The sex manual (Chastity, or, Our Secret Sins) is a howl. My favorite chapter is on “Vicious Servants.” The author relates that a friend hired an Irish woman as nursemaid to his children, and “in the four weeks she was with them she ruined all his boys and girls, and left the family wrecked for life. Mr. J. says, in speaking of it, ‘I would rather have laid all my children in the grave.’” Well—what a month that must have been! I hope Biddie didn’t ask for a reference. . .

Just finished “Love Among the Chickens” - PG Wodehouse as an e-book on the Handspring. Now I need to dig out my Jeeves again! I still can’t decide whether I like Wilde or Wodehouse better - but I have to be in the mood to read them.

Slogging through Green Mars by Kim Stanley Robinson - the middle part of a trilogy & I don’t think I’m going to make it.

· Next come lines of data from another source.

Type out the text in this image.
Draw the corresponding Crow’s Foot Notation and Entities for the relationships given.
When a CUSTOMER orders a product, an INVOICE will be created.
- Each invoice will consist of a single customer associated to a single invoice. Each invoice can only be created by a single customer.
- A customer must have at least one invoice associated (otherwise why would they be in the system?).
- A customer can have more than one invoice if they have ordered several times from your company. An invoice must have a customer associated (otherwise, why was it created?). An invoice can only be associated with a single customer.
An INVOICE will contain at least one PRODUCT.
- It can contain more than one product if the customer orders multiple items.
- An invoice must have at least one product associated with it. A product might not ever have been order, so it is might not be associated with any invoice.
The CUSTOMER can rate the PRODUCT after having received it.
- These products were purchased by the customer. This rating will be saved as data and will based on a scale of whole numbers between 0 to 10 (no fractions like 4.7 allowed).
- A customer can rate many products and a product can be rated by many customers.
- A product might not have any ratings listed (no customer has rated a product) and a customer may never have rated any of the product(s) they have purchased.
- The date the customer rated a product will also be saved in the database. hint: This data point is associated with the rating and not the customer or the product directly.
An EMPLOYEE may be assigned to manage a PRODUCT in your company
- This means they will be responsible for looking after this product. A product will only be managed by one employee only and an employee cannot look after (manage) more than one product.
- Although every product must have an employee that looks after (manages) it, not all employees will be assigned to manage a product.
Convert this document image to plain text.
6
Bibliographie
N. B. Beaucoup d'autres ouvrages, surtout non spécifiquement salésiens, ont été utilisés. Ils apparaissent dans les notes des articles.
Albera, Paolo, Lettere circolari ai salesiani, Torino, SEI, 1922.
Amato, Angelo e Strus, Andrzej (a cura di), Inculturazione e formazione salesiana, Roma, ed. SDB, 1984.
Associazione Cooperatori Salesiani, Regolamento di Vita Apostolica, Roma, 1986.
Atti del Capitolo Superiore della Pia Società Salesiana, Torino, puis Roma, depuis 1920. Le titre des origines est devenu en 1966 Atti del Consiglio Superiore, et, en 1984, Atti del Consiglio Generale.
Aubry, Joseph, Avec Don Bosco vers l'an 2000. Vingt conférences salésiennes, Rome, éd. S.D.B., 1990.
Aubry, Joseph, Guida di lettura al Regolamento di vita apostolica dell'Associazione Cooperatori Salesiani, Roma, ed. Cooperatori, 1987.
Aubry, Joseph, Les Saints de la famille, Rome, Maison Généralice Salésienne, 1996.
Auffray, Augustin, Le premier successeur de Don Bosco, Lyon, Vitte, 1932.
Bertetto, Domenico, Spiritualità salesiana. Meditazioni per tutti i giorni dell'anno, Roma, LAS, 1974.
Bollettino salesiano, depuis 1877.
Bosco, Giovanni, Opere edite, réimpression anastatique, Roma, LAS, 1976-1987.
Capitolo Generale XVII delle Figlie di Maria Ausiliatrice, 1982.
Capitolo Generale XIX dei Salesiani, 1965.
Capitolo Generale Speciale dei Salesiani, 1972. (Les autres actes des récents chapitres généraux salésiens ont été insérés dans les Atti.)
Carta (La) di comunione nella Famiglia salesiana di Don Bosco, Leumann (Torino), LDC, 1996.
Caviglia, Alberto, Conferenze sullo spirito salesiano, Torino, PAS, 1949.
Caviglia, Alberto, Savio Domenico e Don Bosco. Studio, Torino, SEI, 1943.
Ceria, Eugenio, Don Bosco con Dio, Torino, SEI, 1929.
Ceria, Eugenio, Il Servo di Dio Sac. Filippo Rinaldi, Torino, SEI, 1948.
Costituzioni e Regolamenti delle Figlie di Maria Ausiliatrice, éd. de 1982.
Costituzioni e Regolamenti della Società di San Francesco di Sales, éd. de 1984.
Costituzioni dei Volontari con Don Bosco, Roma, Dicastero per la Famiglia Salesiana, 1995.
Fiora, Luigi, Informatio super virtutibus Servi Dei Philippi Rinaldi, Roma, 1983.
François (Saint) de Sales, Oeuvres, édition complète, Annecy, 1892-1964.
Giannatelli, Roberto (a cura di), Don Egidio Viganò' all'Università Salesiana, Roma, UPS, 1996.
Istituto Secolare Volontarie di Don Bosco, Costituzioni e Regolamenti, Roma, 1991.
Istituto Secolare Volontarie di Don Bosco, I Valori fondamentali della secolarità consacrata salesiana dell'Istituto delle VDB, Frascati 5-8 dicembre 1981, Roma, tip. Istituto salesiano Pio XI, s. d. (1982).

Very dense story, lots of characters & more politicking than I prefer.

Halfway through Salmon of Doubt Douglas Adams’ posthumous collection of odd bits. Wonderful read so far, if bittersweet.

The Chronoliths by Robert Charles Wilson. Not bad so far.

Politzania, I too have tried to read those darn Robinson Mars books and just can’t do it!

Next up: Blood Music by Greg Bear

I’m reading A Princess of Mars by Edgar Rice Burroughs. I’m really into it, I love old adventure novels.

I picked up the book because there is a pretty cool poster that goes by the name of John Carter of Mars. The english section in the library had about eight or nine titles in this series. I hope the rest are as entertaining.

The allegory of love by C S Lewis
The golden bough, Fraser
Fear less that De Becker guy

next up:
some mysteries that I checked out and that have been sitting around
*The Oxford history of Eng. lit, v 3 (16th century), C S Lewis
Lancelot, Chretien de Troyes
The crock of gold, Stephens

I’ve just finished Sea of Silver Light the last volume of the Otherland series by Tad Williams.

Currently reading Hogfather by Terry Pratchett again.

Life After Death , fiction by Carol Muske Dukes. I saw her speak at a local college a few months ago.

Joan of Arc and Richard II: Sex, Saints and Government in the Middle Ages by Charles Wood. Very nifty stuff.